Resistencia final. Fuente:Web de la Cultura |
Sin embargo, es poco conocido el hecho de que, de los espartanos, no formaron los Trescientos. Faltaron tres. El primero de ellos se llamaba Pántitas. Leónidas lo había enviado de mensajero a Tesalia, y regresó al día siguiente de la batalla, para encontrar a todos sus compañeros muertos. No pudo soportar la vergüenza y el dolor, y se ahorcó.
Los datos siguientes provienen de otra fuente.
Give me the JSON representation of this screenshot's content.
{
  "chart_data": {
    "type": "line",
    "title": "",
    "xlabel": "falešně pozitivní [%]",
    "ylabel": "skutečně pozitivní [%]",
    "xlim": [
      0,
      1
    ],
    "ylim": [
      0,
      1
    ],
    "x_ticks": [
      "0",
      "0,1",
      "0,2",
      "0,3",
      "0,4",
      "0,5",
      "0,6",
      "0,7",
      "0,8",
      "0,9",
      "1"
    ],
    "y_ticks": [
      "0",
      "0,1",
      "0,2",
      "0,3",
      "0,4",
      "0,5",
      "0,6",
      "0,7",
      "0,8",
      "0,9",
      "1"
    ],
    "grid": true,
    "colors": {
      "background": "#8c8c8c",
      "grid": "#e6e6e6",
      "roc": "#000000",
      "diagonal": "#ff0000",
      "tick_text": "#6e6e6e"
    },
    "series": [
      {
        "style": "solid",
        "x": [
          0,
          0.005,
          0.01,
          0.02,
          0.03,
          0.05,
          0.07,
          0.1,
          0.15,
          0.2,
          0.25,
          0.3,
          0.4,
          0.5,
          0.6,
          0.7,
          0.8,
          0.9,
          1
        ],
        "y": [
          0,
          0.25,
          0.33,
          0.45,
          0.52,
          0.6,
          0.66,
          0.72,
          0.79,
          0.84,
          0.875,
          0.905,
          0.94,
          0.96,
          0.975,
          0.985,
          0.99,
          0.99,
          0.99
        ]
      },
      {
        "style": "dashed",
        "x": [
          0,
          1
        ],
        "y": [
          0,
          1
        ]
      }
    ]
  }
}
Otros dos hombres se quedaron en el campamento y no formaron aquella última vez con Leónidas. Ambos por el mismo motivo: una grave oftalmía (conjuntivitis) que no les permitía ver. Sin embargo, uno de ellos, Eúrito, no bien Leónidas entró en combate, pidió a su esclavo que lo llevara de la mano hasta los combates, lo orientara correctamente y le indicara cuándo podía correr para cargar con el enemigo. Así lo hizo, y tanto su hilota como él murieron en la batalla.
Sólo
quedó uno: Aristodemo. De él dice Herodoto que le faltó el valor, y que en
lugar de buscar la muerte, se retiró y llegó a Esparta. Mas la vergüenza
acompañó el resto de sus días. Viviría despojado de sus derechos, como un
mendigo, hasta que el destino lo pondría en otro punto de esta historia. Un
momento crítico. Pero eso lo contaremos
más adelante.
En
cuanto a Jerjes, se dijo que buscó el cuerpo de Leónidas y cortó su cabeza,
algo que era contrario a las costumbres persas, y que con ello ofendió a su
dios. Pero por fin pudieron entrar en Grecia, atravesar Beocia, entrar en el
Ática y asaltar Atenas y su acrópolis.
Pero esa historia ha de ser contada otro día.